Using Quantile Regression to Model Elevation/SWE Relationships in the Olympics and Central Washington Cascades

TitleUsing Quantile Regression to Model Elevation/SWE Relationships in the Olympics and Central Washington Cascades
Publication TypeConference Proceedings
Year of Conference2011
AuthorsMcDonald, S., and Barry D.
Conference Name79th Annual Western Snow Conference
Series TitleProceedings of the 79th Annual Western Snow Conference
Date PublishedApril 2011
PublisherWestern Snow Conference
Conference LocationStateline, NV
KeywordsWashington Cascades, snow water equivalent, quartile regression, watershed elevation, least squares regression, Dungeness Watershed
Abstract

Although ordinary least squares (OLS) regression is often used to develop initial models for elevation/snow water equivalent (SWE) relationships in watersheds, such an approach cannot account for the heterogeneous variability in SWE over elevation bands common in many coastal Pacific Northwest watersheds. This is particularly problematic in attempting to model middle-elevation SWE in watersheds affected by winter rain-on-snow events.

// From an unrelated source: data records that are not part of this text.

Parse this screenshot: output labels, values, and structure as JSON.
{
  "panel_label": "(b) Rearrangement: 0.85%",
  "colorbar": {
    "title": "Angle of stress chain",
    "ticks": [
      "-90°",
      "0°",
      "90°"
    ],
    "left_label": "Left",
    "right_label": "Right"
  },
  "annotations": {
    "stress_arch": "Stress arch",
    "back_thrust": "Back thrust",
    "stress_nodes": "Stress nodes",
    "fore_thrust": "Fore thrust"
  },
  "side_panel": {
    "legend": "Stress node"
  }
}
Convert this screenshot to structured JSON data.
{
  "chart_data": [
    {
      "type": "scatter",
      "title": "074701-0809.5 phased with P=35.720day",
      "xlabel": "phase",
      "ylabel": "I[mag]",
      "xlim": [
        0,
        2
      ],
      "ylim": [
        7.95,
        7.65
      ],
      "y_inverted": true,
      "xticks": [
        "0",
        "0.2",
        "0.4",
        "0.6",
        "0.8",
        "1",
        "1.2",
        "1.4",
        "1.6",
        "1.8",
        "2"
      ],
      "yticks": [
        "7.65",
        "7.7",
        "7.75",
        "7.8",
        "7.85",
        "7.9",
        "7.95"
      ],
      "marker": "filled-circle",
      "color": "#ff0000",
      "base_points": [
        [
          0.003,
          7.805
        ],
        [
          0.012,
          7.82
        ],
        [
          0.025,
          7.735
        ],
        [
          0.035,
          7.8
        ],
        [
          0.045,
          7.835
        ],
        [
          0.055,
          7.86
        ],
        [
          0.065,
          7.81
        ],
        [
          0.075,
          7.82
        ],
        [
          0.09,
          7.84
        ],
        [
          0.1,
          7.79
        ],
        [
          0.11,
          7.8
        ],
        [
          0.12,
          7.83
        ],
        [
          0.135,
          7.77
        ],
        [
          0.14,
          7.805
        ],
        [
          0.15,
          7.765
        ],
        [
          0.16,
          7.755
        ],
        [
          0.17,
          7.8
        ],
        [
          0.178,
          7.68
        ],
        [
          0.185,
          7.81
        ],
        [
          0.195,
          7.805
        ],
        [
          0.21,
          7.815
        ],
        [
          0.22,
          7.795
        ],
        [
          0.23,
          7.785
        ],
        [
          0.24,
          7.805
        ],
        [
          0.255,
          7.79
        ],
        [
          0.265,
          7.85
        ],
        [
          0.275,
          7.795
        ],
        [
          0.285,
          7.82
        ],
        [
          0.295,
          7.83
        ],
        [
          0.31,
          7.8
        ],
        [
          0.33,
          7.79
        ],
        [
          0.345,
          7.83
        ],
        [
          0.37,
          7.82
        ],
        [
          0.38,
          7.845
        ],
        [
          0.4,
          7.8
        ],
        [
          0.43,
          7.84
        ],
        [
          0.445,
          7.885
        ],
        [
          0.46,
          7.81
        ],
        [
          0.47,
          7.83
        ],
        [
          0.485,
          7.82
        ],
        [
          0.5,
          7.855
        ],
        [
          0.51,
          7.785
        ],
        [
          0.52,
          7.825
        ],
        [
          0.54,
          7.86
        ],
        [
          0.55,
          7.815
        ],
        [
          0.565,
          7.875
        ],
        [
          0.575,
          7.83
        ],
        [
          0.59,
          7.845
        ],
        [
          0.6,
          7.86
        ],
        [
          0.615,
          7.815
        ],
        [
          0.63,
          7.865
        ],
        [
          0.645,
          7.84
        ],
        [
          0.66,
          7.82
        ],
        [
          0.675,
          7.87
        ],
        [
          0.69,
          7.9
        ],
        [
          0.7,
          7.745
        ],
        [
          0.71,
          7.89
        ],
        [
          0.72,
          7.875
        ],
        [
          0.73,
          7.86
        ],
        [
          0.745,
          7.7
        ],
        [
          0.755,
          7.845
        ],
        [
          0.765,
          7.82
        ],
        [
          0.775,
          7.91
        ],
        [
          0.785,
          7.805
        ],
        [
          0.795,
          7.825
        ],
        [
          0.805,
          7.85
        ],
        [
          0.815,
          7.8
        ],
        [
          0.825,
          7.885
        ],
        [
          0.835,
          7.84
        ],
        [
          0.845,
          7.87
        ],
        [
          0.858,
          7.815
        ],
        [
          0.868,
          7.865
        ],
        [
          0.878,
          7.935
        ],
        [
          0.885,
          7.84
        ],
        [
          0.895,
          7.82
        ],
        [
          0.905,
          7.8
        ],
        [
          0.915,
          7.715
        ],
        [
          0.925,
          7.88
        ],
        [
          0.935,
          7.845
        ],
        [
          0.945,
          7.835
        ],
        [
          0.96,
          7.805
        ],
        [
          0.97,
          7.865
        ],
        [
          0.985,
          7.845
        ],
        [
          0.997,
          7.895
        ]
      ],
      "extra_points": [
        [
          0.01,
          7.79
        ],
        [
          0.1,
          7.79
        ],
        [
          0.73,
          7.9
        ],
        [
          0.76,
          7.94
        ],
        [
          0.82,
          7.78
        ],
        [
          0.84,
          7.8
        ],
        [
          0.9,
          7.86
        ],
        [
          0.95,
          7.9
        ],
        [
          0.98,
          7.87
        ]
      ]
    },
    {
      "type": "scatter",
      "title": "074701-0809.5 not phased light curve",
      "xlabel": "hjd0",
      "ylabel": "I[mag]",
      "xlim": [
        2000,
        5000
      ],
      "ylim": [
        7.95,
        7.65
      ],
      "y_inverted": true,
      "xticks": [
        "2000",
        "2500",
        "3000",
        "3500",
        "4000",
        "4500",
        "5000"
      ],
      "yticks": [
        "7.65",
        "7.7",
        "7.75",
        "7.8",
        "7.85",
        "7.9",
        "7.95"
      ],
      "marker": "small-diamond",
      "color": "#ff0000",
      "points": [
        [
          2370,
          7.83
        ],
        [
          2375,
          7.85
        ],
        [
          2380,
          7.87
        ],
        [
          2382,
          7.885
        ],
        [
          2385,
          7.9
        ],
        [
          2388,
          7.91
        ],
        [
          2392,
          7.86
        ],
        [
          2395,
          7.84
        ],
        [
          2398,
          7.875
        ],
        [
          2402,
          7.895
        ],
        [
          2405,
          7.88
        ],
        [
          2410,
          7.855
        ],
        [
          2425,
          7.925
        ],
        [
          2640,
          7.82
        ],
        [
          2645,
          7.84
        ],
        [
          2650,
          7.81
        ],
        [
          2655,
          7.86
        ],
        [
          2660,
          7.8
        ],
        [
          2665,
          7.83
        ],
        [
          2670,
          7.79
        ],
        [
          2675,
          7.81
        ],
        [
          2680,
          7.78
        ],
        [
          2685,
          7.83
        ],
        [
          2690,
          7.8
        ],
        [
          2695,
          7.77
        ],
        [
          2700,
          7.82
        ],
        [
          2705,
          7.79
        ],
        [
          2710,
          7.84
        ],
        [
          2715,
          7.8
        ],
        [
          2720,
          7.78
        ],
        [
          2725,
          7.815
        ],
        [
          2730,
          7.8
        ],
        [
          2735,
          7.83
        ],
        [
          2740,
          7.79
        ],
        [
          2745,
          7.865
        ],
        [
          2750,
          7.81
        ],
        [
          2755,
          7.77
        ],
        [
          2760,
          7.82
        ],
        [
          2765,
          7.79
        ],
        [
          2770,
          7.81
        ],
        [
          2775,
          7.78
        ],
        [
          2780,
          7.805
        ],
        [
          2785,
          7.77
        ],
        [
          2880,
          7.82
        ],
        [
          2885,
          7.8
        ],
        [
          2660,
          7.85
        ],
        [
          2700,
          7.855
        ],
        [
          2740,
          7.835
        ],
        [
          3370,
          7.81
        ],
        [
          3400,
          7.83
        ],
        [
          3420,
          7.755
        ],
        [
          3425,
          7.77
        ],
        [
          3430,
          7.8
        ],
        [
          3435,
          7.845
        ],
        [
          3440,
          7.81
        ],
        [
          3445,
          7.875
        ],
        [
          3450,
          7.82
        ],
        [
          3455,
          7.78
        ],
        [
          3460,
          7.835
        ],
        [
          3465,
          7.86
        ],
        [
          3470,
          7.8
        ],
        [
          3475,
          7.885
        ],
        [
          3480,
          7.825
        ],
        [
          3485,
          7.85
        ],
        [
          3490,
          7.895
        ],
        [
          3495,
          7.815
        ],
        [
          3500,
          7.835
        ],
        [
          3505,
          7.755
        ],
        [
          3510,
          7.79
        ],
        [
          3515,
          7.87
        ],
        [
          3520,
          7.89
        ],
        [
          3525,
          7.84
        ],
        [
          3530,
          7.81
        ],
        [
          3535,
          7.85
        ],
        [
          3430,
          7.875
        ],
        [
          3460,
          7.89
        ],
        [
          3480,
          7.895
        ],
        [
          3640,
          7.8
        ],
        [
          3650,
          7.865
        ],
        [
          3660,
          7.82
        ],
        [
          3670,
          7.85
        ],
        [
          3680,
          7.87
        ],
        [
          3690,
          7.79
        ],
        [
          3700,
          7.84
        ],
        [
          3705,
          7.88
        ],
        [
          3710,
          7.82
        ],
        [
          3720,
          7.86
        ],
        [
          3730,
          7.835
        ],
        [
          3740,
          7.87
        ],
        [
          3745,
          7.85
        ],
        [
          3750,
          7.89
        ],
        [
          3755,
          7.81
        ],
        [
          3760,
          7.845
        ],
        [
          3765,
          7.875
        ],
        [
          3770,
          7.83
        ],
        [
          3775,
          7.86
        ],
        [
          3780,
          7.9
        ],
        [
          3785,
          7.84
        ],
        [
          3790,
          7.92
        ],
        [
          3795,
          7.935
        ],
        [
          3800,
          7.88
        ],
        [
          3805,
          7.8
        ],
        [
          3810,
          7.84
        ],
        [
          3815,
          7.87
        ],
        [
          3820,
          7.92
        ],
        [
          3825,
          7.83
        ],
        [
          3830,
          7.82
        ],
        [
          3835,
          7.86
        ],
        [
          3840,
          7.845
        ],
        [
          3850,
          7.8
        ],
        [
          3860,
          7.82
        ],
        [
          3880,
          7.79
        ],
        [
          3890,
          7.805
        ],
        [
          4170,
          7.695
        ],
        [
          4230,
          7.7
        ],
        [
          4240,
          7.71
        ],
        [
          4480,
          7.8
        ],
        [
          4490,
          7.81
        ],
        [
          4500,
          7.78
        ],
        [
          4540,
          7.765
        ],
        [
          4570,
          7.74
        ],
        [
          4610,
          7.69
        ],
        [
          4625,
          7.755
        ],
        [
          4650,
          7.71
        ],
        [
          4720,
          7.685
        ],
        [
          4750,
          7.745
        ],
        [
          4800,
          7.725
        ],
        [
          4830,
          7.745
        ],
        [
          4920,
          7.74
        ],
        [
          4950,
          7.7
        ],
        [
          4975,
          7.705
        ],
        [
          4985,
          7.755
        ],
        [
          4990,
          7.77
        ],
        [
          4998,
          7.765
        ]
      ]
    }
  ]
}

Scatterplots of this relationship often show a distinctive fan-shaped pattern that widens as elevation increases, implying that there is not a single rate of change in SWE by elevation. Thus, the use of an OLS regression in models or trend assessment could provide severely misleading estimates of SWE in middle elevation areas where no field data are collected. We compare OLS and quantile regression-based models of SWE by elevation based on four snow seasons of field assessment for the Dungeness Watershed of western Washington State, as well as for snow courses and SNOTEL sites in the Olympic Mountains and central Washington Cascades. In both cases, quantile regression better accounts for the observed data than does the typical OLS approach.